東大野球部、悲願の勝ち点1はこの春に実現するのか? (2ページ目)

  • 元永知宏●取材・文 text by Tomohiro Motonaga
  • photo by Jiji photo

 翌週の明治大学戦との第1戦では、前回とうってかわって粘りのピッチングを見せる。8安打を許しながら、わずか1失点。力強いストレートと、スライダーとシンカーを駆使して強打者たちを抑えきった。

 早大の高橋広監督は「あんなによかったら打てません」。明大の善波達也監督が「今季はもうやりたくない」と言うほどの投球だった。

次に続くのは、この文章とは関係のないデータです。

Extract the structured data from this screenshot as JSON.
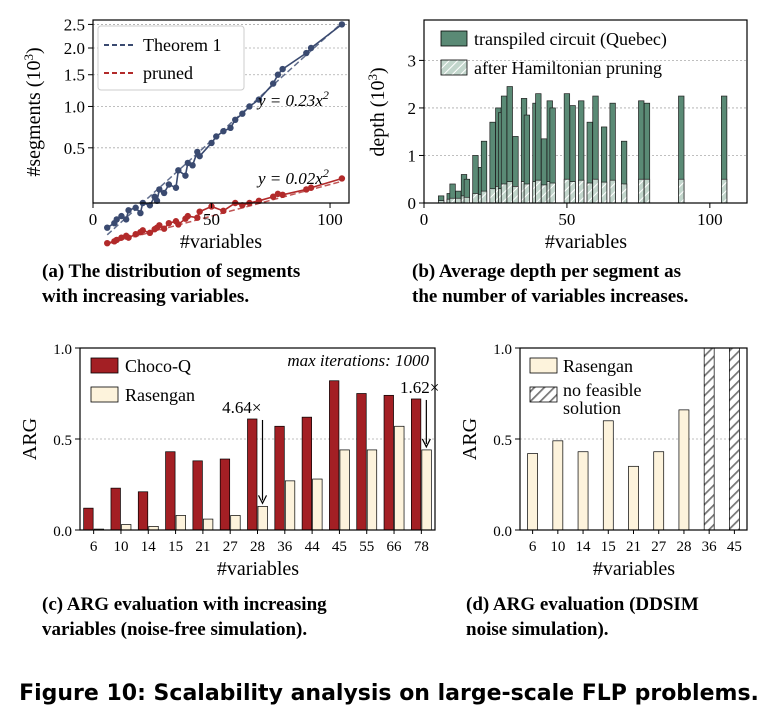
{
  "figure_caption": "Figure 10: Scalability analysis on large-scale FLP problems.",
  "colors": {
    "theorem": "#3a4a70",
    "pruned": "#b22a2a",
    "transpiled": "#5a8a75",
    "after_pruning": "#c2d6cc",
    "choco": "#a31f24",
    "rasengan": "#fdf3dc",
    "infeasible_hatch": "#777777"
  },
  "chart_data": [
    {
      "id": "a",
      "type": "line",
      "caption": [
        "(a) The distribution of segments",
        "with increasing variables."
      ],
      "xlabel": "#variables",
      "ylabel": "#segments  (10",
      "ylabel_sup": "3",
      "ylabel_close": ")",
      "xlim": [
        0,
        108
      ],
      "ylim": [
        0.1,
        2.6
      ],
      "yscale": "sqrt",
      "xticks": [
        "0",
        "50",
        "100"
      ],
      "xtick_values": [
        0,
        50,
        100
      ],
      "yticks": [
        "0.5",
        "1.0",
        "1.5",
        "2.0",
        "2.5"
      ],
      "ytick_values": [
        0.5,
        1.0,
        1.5,
        2.0,
        2.5
      ],
      "grid": true,
      "legend_position": "top-left",
      "fit_labels": [
        {
          "text": "y = 0.23x",
          "sup": "2",
          "series": "Theorem 1"
        },
        {
          "text": "y = 0.02x",
          "sup": "2",
          "series": "pruned"
        }
      ],
      "series": [
        {
          "name": "Theorem 1",
          "x": [
            6,
            9,
            10,
            12,
            14,
            15,
            18,
            20,
            21,
            24,
            26,
            27,
            28,
            30,
            32,
            35,
            36,
            39,
            40,
            42,
            44,
            45,
            50,
            52,
            55,
            58,
            60,
            63,
            66,
            70,
            76,
            78,
            80,
            90,
            92,
            105
          ],
          "y": [
            0.02,
            0.03,
            0.04,
            0.05,
            0.04,
            0.07,
            0.08,
            0.06,
            0.1,
            0.09,
            0.13,
            0.11,
            0.17,
            0.15,
            0.2,
            0.18,
            0.3,
            0.26,
            0.36,
            0.34,
            0.46,
            0.42,
            0.55,
            0.62,
            0.68,
            0.72,
            0.82,
            0.9,
            1.0,
            1.1,
            1.35,
            1.5,
            1.6,
            1.9,
            2.0,
            2.5
          ]
        },
        {
          "name": "pruned",
          "x": [
            6,
            9,
            10,
            12,
            14,
            15,
            18,
            20,
            21,
            24,
            26,
            27,
            28,
            30,
            32,
            35,
            36,
            39,
            40,
            44,
            45,
            50,
            55,
            60,
            63,
            66,
            70,
            76,
            78,
            80,
            90,
            92,
            105
          ],
          "y": [
            0.001,
            0.002,
            0.003,
            0.005,
            0.007,
            0.005,
            0.009,
            0.012,
            0.015,
            0.011,
            0.017,
            0.02,
            0.025,
            0.018,
            0.03,
            0.035,
            0.027,
            0.042,
            0.05,
            0.045,
            0.065,
            0.085,
            0.068,
            0.1,
            0.09,
            0.1,
            0.11,
            0.13,
            0.145,
            0.14,
            0.17,
            0.18,
            0.24
          ]
        }
      ]
    },
    {
      "id": "b",
      "type": "bar",
      "caption": [
        "(b) Average depth per segment as",
        "the number of variables increases."
      ],
      "xlabel": "#variables",
      "ylabel": "depth (10",
      "ylabel_sup": "3",
      "ylabel_close": ")",
      "xlim": [
        0,
        113
      ],
      "ylim": [
        0,
        3.85
      ],
      "xticks": [
        "0",
        "50",
        "100"
      ],
      "xtick_values": [
        0,
        50,
        100
      ],
      "yticks": [
        "0",
        "1",
        "2",
        "3"
      ],
      "ytick_values": [
        0,
        1,
        2,
        3
      ],
      "grid": true,
      "legend_position": "top-right",
      "series": [
        {
          "name": "transpiled circuit (Quebec)",
          "x": [
            6,
            9,
            10,
            12,
            14,
            15,
            18,
            20,
            21,
            24,
            26,
            27,
            28,
            30,
            32,
            35,
            36,
            39,
            40,
            42,
            44,
            45,
            50,
            52,
            55,
            58,
            60,
            63,
            66,
            70,
            76,
            78,
            90,
            105
          ],
          "values": [
            0.15,
            0.2,
            0.4,
            0.25,
            0.6,
            0.5,
            1.0,
            0.75,
            1.3,
            1.7,
            2.0,
            1.9,
            2.25,
            2.45,
            1.4,
            2.2,
            1.85,
            2.1,
            2.3,
            1.35,
            2.15,
            2.0,
            2.3,
            2.05,
            2.15,
            1.7,
            2.25,
            1.6,
            2.1,
            1.3,
            2.15,
            2.1,
            2.25,
            2.25
          ]
        },
        {
          "name": "after Hamiltonian pruning",
          "x": [
            6,
            9,
            10,
            12,
            14,
            15,
            18,
            20,
            21,
            24,
            26,
            27,
            28,
            30,
            32,
            35,
            36,
            39,
            40,
            42,
            44,
            45,
            50,
            52,
            55,
            58,
            60,
            63,
            66,
            70,
            76,
            78,
            90,
            105
          ],
          "values": [
            0.05,
            0.08,
            0.1,
            0.1,
            0.15,
            0.12,
            0.2,
            0.18,
            0.25,
            0.3,
            0.35,
            0.3,
            0.4,
            0.45,
            0.35,
            0.45,
            0.4,
            0.45,
            0.48,
            0.38,
            0.45,
            0.42,
            0.5,
            0.45,
            0.48,
            0.42,
            0.5,
            0.44,
            0.48,
            0.4,
            0.5,
            0.5,
            0.5,
            0.5
          ]
        }
      ]
    },
    {
      "id": "c",
      "type": "bar",
      "caption": [
        "(c) ARG evaluation with increasing",
        "variables (noise-free simulation)."
      ],
      "xlabel": "#variables",
      "ylabel": "ARG",
      "ylim": [
        0,
        1.0
      ],
      "yticks": [
        "0.0",
        "0.5",
        "1.0"
      ],
      "ytick_values": [
        0,
        0.5,
        1.0
      ],
      "grid": true,
      "legend_position": "top-left",
      "categories": [
        "6",
        "10",
        "14",
        "15",
        "21",
        "27",
        "28",
        "36",
        "44",
        "45",
        "55",
        "66",
        "78"
      ],
      "title_note": "max iterations: 1000",
      "annotations": [
        {
          "text": "4.64×",
          "category": "28"
        },
        {
          "text": "1.62×",
          "category": "78"
        }
      ],
      "series": [
        {
          "name": "Choco-Q",
          "values": [
            0.12,
            0.23,
            0.21,
            0.43,
            0.38,
            0.39,
            0.61,
            0.57,
            0.62,
            0.82,
            0.75,
            0.74,
            0.72
          ]
        },
        {
          "name": "Rasengan",
          "values": [
            0.0,
            0.03,
            0.02,
            0.08,
            0.06,
            0.08,
            0.13,
            0.27,
            0.28,
            0.44,
            0.44,
            0.57,
            0.44
          ]
        }
      ]
    },
    {
      "id": "d",
      "type": "bar",
      "caption": [
        "(d) ARG evaluation (DDSIM",
        "noise simulation)."
      ],
      "xlabel": "#variables",
      "ylabel": "ARG",
      "ylim": [
        0,
        1.0
      ],
      "yticks": [
        "0.0",
        "0.5",
        "1.0"
      ],
      "ytick_values": [
        0,
        0.5,
        1.0
      ],
      "grid": true,
      "legend_position": "top-left",
      "categories": [
        "6",
        "10",
        "14",
        "15",
        "21",
        "27",
        "28",
        "36",
        "45"
      ],
      "series": [
        {
          "name": "Rasengan",
          "values": [
            0.42,
            0.49,
            0.43,
            0.6,
            0.35,
            0.43,
            0.66,
            null,
            null
          ]
        },
        {
          "name": "no feasible solution",
          "name_lines": [
            "no feasible",
            "solution"
          ],
          "values": [
            null,
            null,
            null,
            null,
            null,
            null,
            null,
            1.0,
            1.0
          ]
        }
      ]
    }
  ]
}
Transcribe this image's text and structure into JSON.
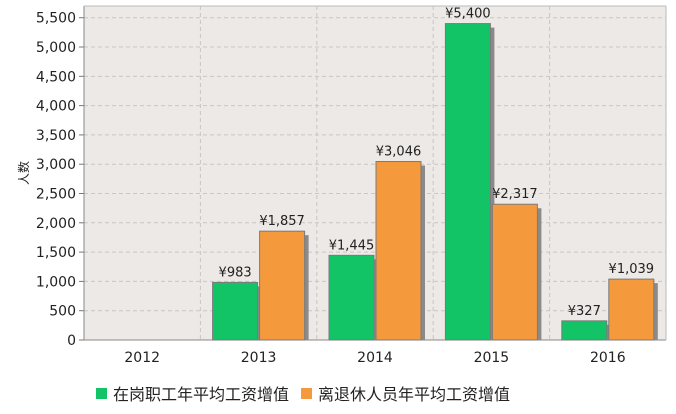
{
  "chart_data": {
    "type": "bar",
    "ylabel": "人数",
    "ylim": [
      0,
      5700
    ],
    "yticks": [
      0,
      500,
      1000,
      1500,
      2000,
      2500,
      3000,
      3500,
      4000,
      4500,
      5000,
      5500
    ],
    "ytick_labels": [
      "0",
      "500",
      "1,000",
      "1,500",
      "2,000",
      "2,500",
      "3,000",
      "3,500",
      "4,000",
      "4,500",
      "5,000",
      "5,500"
    ],
    "categories": [
      "2012",
      "2013",
      "2014",
      "2015",
      "2016"
    ],
    "series": [
      {
        "name": "在岗职工年平均工资增值",
        "color": "#12c466",
        "values": [
          null,
          983,
          1445,
          5400,
          327
        ],
        "labels": [
          "",
          "¥983",
          "¥1,445",
          "¥5,400",
          "¥327"
        ]
      },
      {
        "name": "离退休人员年平均工资增值",
        "color": "#f59a3c",
        "values": [
          null,
          1857,
          3046,
          2317,
          1039
        ],
        "labels": [
          "",
          "¥1,857",
          "¥3,046",
          "¥2,317",
          "¥1,039"
        ]
      }
    ],
    "grid": true,
    "legend_position": "bottom-left"
  }
}
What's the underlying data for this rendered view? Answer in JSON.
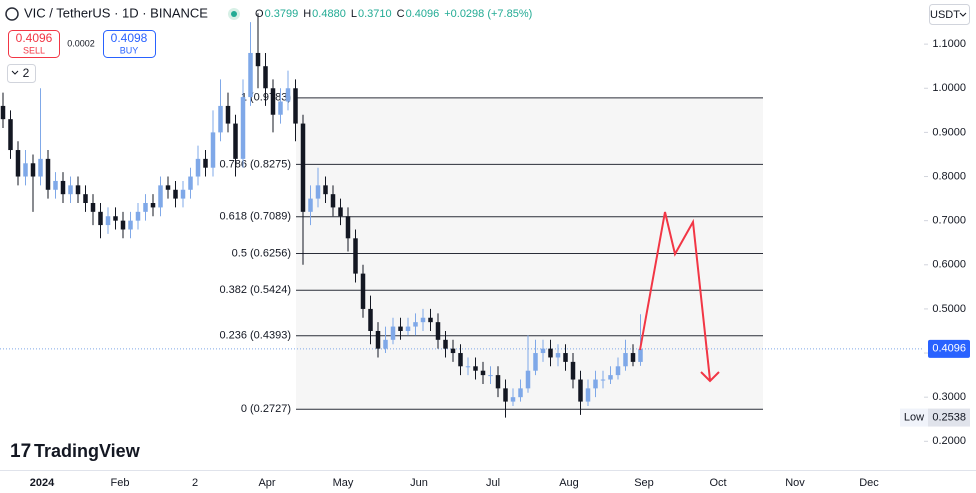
{
  "header": {
    "symbol": "VIC / TetherUS · 1D · BINANCE",
    "ohlc": [
      {
        "letter": "O",
        "value": "0.3799"
      },
      {
        "letter": "H",
        "value": "0.4880"
      },
      {
        "letter": "L",
        "value": "0.3710"
      },
      {
        "letter": "C",
        "value": "0.4096"
      }
    ],
    "change": "+0.0298 (+7.85%)",
    "sell_price": "0.4096",
    "sell": "SELL",
    "spread": "0.0002",
    "buy_price": "0.4098",
    "buy": "BUY",
    "indicators": "2",
    "currency": "USDT",
    "logo": "TradingView"
  },
  "chart_data": {
    "type": "candlestick",
    "up_color": "#7fa8e8",
    "down_color": "#131722",
    "grid": false,
    "ylim": [
      0.135,
      1.2
    ],
    "yticks": [
      {
        "value": 0.2,
        "label": "0.2000"
      },
      {
        "value": 0.3,
        "label": "0.3000"
      },
      {
        "value": 0.4,
        "label": "0.4000"
      },
      {
        "value": 0.5,
        "label": "0.5000"
      },
      {
        "value": 0.6,
        "label": "0.6000"
      },
      {
        "value": 0.7,
        "label": "0.7000"
      },
      {
        "value": 0.8,
        "label": "0.8000"
      },
      {
        "value": 0.9,
        "label": "0.9000"
      },
      {
        "value": 1.0,
        "label": "1.0000"
      },
      {
        "value": 1.1,
        "label": "1.1000"
      }
    ],
    "x_labels": [
      "2024",
      "Feb",
      "2",
      "Apr",
      "May",
      "Jun",
      "Jul",
      "Aug",
      "Sep",
      "Oct",
      "Nov",
      "Dec"
    ],
    "open": [
      0.96,
      0.93,
      0.86,
      0.8,
      0.83,
      0.8,
      0.84,
      0.77,
      0.79,
      0.76,
      0.78,
      0.76,
      0.74,
      0.72,
      0.69,
      0.71,
      0.7,
      0.68,
      0.7,
      0.72,
      0.74,
      0.73,
      0.78,
      0.77,
      0.75,
      0.77,
      0.8,
      0.84,
      0.82,
      0.9,
      0.96,
      0.92,
      0.84,
      0.98,
      1.08,
      1.05,
      1.0,
      0.94,
      0.97,
      1.0,
      0.92,
      0.72,
      0.75,
      0.78,
      0.76,
      0.73,
      0.71,
      0.66,
      0.58,
      0.5,
      0.45,
      0.41,
      0.43,
      0.46,
      0.45,
      0.46,
      0.47,
      0.48,
      0.47,
      0.43,
      0.41,
      0.4,
      0.37,
      0.37,
      0.36,
      0.35,
      0.35,
      0.32,
      0.29,
      0.3,
      0.32,
      0.36,
      0.4,
      0.41,
      0.39,
      0.4,
      0.38,
      0.34,
      0.29,
      0.32,
      0.34,
      0.34,
      0.35,
      0.37,
      0.4,
      0.3799
    ],
    "high": [
      0.99,
      0.95,
      0.88,
      0.86,
      0.85,
      1.0,
      0.86,
      0.81,
      0.81,
      0.8,
      0.8,
      0.78,
      0.76,
      0.74,
      0.73,
      0.73,
      0.72,
      0.72,
      0.74,
      0.76,
      0.76,
      0.8,
      0.8,
      0.79,
      0.79,
      0.82,
      0.87,
      0.86,
      0.95,
      1.02,
      0.99,
      0.94,
      1.02,
      1.15,
      1.17,
      1.08,
      1.02,
      1.0,
      1.04,
      1.02,
      0.94,
      0.78,
      0.82,
      0.8,
      0.78,
      0.75,
      0.73,
      0.68,
      0.6,
      0.53,
      0.47,
      0.46,
      0.48,
      0.48,
      0.48,
      0.49,
      0.5,
      0.5,
      0.49,
      0.45,
      0.43,
      0.42,
      0.39,
      0.39,
      0.38,
      0.37,
      0.37,
      0.34,
      0.32,
      0.34,
      0.44,
      0.43,
      0.43,
      0.43,
      0.42,
      0.42,
      0.4,
      0.36,
      0.34,
      0.36,
      0.36,
      0.37,
      0.39,
      0.43,
      0.42,
      0.488
    ],
    "low": [
      0.91,
      0.84,
      0.78,
      0.78,
      0.72,
      0.78,
      0.75,
      0.75,
      0.74,
      0.74,
      0.74,
      0.72,
      0.69,
      0.66,
      0.67,
      0.68,
      0.66,
      0.66,
      0.68,
      0.7,
      0.71,
      0.71,
      0.75,
      0.73,
      0.73,
      0.75,
      0.78,
      0.8,
      0.8,
      0.88,
      0.9,
      0.8,
      0.82,
      0.96,
      1.0,
      0.96,
      0.9,
      0.92,
      0.95,
      0.88,
      0.6,
      0.69,
      0.73,
      0.74,
      0.71,
      0.69,
      0.63,
      0.56,
      0.48,
      0.42,
      0.39,
      0.4,
      0.42,
      0.43,
      0.44,
      0.44,
      0.45,
      0.45,
      0.41,
      0.39,
      0.38,
      0.35,
      0.35,
      0.34,
      0.33,
      0.33,
      0.3,
      0.2538,
      0.28,
      0.29,
      0.31,
      0.35,
      0.38,
      0.37,
      0.37,
      0.36,
      0.32,
      0.26,
      0.28,
      0.3,
      0.32,
      0.33,
      0.34,
      0.36,
      0.37,
      0.371
    ],
    "close": [
      0.93,
      0.86,
      0.8,
      0.83,
      0.8,
      0.84,
      0.77,
      0.79,
      0.76,
      0.78,
      0.76,
      0.74,
      0.72,
      0.69,
      0.71,
      0.7,
      0.68,
      0.7,
      0.72,
      0.74,
      0.73,
      0.78,
      0.77,
      0.75,
      0.77,
      0.8,
      0.84,
      0.82,
      0.9,
      0.96,
      0.92,
      0.84,
      0.98,
      1.08,
      1.05,
      1.0,
      0.94,
      0.97,
      1.0,
      0.92,
      0.72,
      0.75,
      0.78,
      0.76,
      0.73,
      0.71,
      0.66,
      0.58,
      0.5,
      0.45,
      0.41,
      0.43,
      0.46,
      0.45,
      0.46,
      0.47,
      0.48,
      0.47,
      0.43,
      0.41,
      0.4,
      0.37,
      0.37,
      0.36,
      0.35,
      0.35,
      0.32,
      0.29,
      0.3,
      0.32,
      0.36,
      0.4,
      0.41,
      0.39,
      0.4,
      0.38,
      0.34,
      0.29,
      0.32,
      0.34,
      0.34,
      0.35,
      0.37,
      0.4,
      0.38,
      0.4096
    ],
    "fib_levels": [
      {
        "label": "1 (0.9783)",
        "value": 0.9783
      },
      {
        "label": "0.786 (0.8275)",
        "value": 0.8275
      },
      {
        "label": "0.618 (0.7089)",
        "value": 0.7089
      },
      {
        "label": "0.5 (0.6256)",
        "value": 0.6256
      },
      {
        "label": "0.382 (0.5424)",
        "value": 0.5424
      },
      {
        "label": "0.236 (0.4393)",
        "value": 0.4393
      },
      {
        "label": "0 (0.2727)",
        "value": 0.2727
      }
    ],
    "last_price": 0.4096,
    "low_label": "Low",
    "low_value": 0.2538
  }
}
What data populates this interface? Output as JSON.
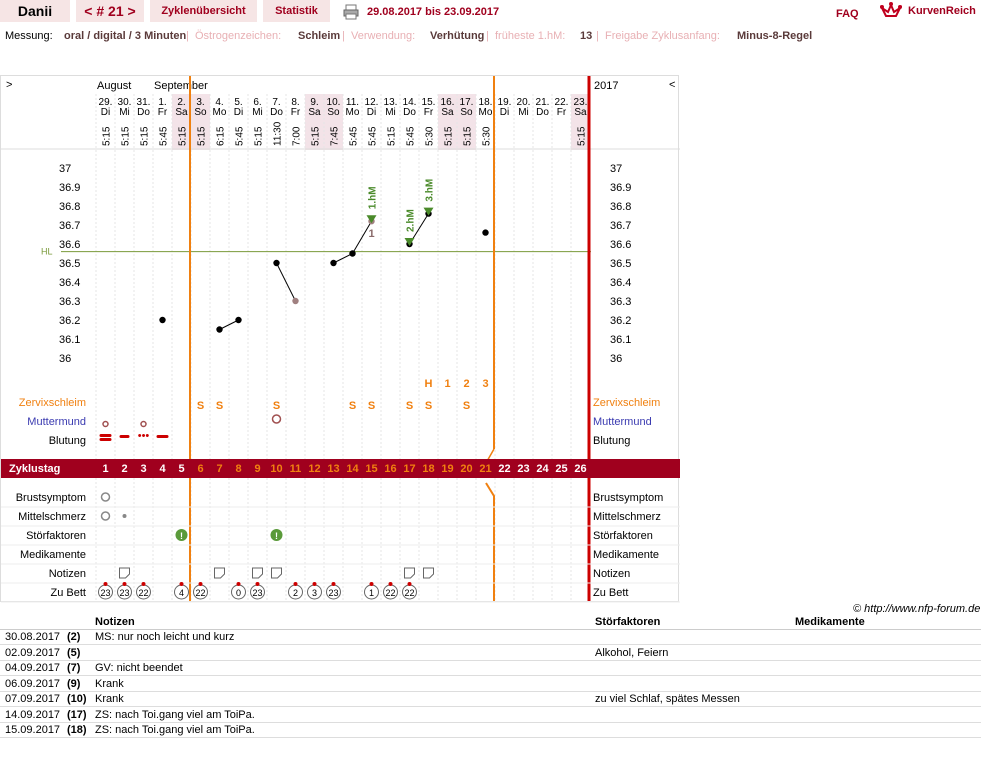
{
  "header": {
    "user": "Danii",
    "cycle_nav": "< # 21 >",
    "tab_overview": "Zyklenübersicht",
    "tab_stats": "Statistik",
    "date_range": "29.08.2017 bis 23.09.2017",
    "faq": "FAQ",
    "brand": "KurvenReich",
    "icons": [
      "print-icon",
      "crown-logo"
    ]
  },
  "meta": {
    "messung_label": "Messung:",
    "messung_value": "oral / digital / 3 Minuten",
    "oestrogen_label": "Östrogenzeichen:",
    "oestrogen_value": "Schleim",
    "verwendung_label": "Verwendung:",
    "verwendung_value": "Verhütung",
    "hm_label": "früheste 1.hM:",
    "hm_value": "13",
    "freigabe_label": "Freigabe Zyklusanfang:",
    "freigabe_value": "Minus-8-Regel"
  },
  "chart": {
    "nav_left": ">",
    "nav_right": "<",
    "year": "2017",
    "month1": "August",
    "month2": "September",
    "days": [
      {
        "d": "29.",
        "w": "Di",
        "t": "5:15"
      },
      {
        "d": "30.",
        "w": "Mi",
        "t": "5:15"
      },
      {
        "d": "31.",
        "w": "Do",
        "t": "5:15"
      },
      {
        "d": "1.",
        "w": "Fr",
        "t": "5:45"
      },
      {
        "d": "2.",
        "w": "Sa",
        "t": "5:15"
      },
      {
        "d": "3.",
        "w": "So",
        "t": "5:15"
      },
      {
        "d": "4.",
        "w": "Mo",
        "t": "6:15"
      },
      {
        "d": "5.",
        "w": "Di",
        "t": "5:45"
      },
      {
        "d": "6.",
        "w": "Mi",
        "t": "5:15"
      },
      {
        "d": "7.",
        "w": "Do",
        "t": "11:30"
      },
      {
        "d": "8.",
        "w": "Fr",
        "t": "7:00"
      },
      {
        "d": "9.",
        "w": "Sa",
        "t": "5:15"
      },
      {
        "d": "10.",
        "w": "So",
        "t": "7:45"
      },
      {
        "d": "11.",
        "w": "Mo",
        "t": "5:45"
      },
      {
        "d": "12.",
        "w": "Di",
        "t": "5:45"
      },
      {
        "d": "13.",
        "w": "Mi",
        "t": "5:15"
      },
      {
        "d": "14.",
        "w": "Do",
        "t": "5:45"
      },
      {
        "d": "15.",
        "w": "Fr",
        "t": "5:30"
      },
      {
        "d": "16.",
        "w": "Sa",
        "t": "5:15"
      },
      {
        "d": "17.",
        "w": "So",
        "t": "5:15"
      },
      {
        "d": "18.",
        "w": "Mo",
        "t": "5:30"
      },
      {
        "d": "19.",
        "w": "Di",
        "t": ""
      },
      {
        "d": "20.",
        "w": "Mi",
        "t": ""
      },
      {
        "d": "21.",
        "w": "Do",
        "t": ""
      },
      {
        "d": "22.",
        "w": "Fr",
        "t": ""
      },
      {
        "d": "23.",
        "w": "Sa",
        "t": "5:15"
      }
    ],
    "temp_ticks": [
      "37",
      "36.9",
      "36.8",
      "36.7",
      "36.6",
      "36.5",
      "36.4",
      "36.3",
      "36.2",
      "36.1",
      "36"
    ],
    "hl_label": "HL",
    "hl_value": 36.56,
    "temps": [
      null,
      null,
      null,
      36.2,
      null,
      null,
      36.15,
      36.2,
      null,
      36.5,
      36.3,
      null,
      36.5,
      36.55,
      36.72,
      null,
      36.6,
      36.76,
      null,
      null,
      36.66,
      null,
      null,
      null,
      null,
      null
    ],
    "ausklammer": [
      4,
      10,
      14
    ],
    "ausklammer_labels": {
      "4": "6",
      "14": "1"
    },
    "hm_markers": [
      {
        "day": 15,
        "label": "1.hM"
      },
      {
        "day": 17,
        "label": "2.hM"
      },
      {
        "day": 18,
        "label": "3.hM"
      }
    ],
    "cervix_counts": [
      "H",
      "1",
      "2",
      "3"
    ],
    "rows": {
      "zervix": "Zervixschleim",
      "muttermund": "Muttermund",
      "blutung": "Blutung",
      "zyklustag": "Zyklustag",
      "brust": "Brustsymptom",
      "mittel": "Mittelschmerz",
      "stoer": "Störfaktoren",
      "medi": "Medikamente",
      "notizen": "Notizen",
      "bett": "Zu Bett"
    },
    "zyklustage": [
      "1",
      "2",
      "3",
      "4",
      "5",
      "6",
      "7",
      "8",
      "9",
      "10",
      "11",
      "12",
      "13",
      "14",
      "15",
      "16",
      "17",
      "18",
      "19",
      "20",
      "21",
      "22",
      "23",
      "24",
      "25",
      "26"
    ],
    "bett": [
      "23",
      "23",
      "22",
      "",
      "4",
      "22",
      "",
      "0",
      "23",
      "",
      "2",
      "3",
      "23",
      "",
      "1",
      "22",
      "22",
      "",
      "",
      "",
      "",
      "",
      "",
      "",
      "",
      ""
    ],
    "copyright": "© http://www.nfp-forum.de"
  },
  "notes": {
    "headers": [
      "Notizen",
      "Störfaktoren",
      "Medikamente"
    ],
    "rows": [
      {
        "date": "30.08.2017",
        "day": "(2)",
        "note": "MS: nur noch leicht und kurz",
        "stoer": ""
      },
      {
        "date": "02.09.2017",
        "day": "(5)",
        "note": "",
        "stoer": "Alkohol, Feiern"
      },
      {
        "date": "04.09.2017",
        "day": "(7)",
        "note": "GV: nicht beendet",
        "stoer": ""
      },
      {
        "date": "06.09.2017",
        "day": "(9)",
        "note": "Krank",
        "stoer": ""
      },
      {
        "date": "07.09.2017",
        "day": "(10)",
        "note": "Krank",
        "stoer": "zu viel Schlaf, spätes Messen"
      },
      {
        "date": "14.09.2017",
        "day": "(17)",
        "note": "ZS: nach Toi.gang viel am ToiPa.",
        "stoer": ""
      },
      {
        "date": "15.09.2017",
        "day": "(18)",
        "note": "ZS: nach Toi.gang viel am ToiPa.",
        "stoer": ""
      }
    ]
  }
}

 しかし、それでも東大は勝てなかった。早大との第2戦を含めた3試合27イニングで、1点も取れなかったからだ。早大との2試合で放ったヒットは15本。盗塁をしても、スクイズをしてもホームベースは遠かった。ヒットを何本打っても得点できなければ野球は勝てない。宮台がいくらいい投手であっても、ずっと0点に抑えることは至難の業だ。早大戦も明大戦も9回、最後の最後で力尽きた。

 東大打線が今季初めてホームベースを踏んだのは、明大との第2戦の初回。プロ注目の星知弥から2点を奪った。このときのベンチの盛り上がりは、ネット裏の観客席まで選手たちの興奮が伝わってきたほどすごかった。それはそうだろう。28イニング目にやっと奪った得点なのだ。

 東大は先発した柴田叡宙が踏ん張り、2点リードのまま5回が終了。明大の選手たちに焦りの色が見え始める。だが東大打線もまた沈黙タイムに入り、6回表には柴田が打たれ、2失点。今シーズン唯一築いたリードを吐き出してしまった。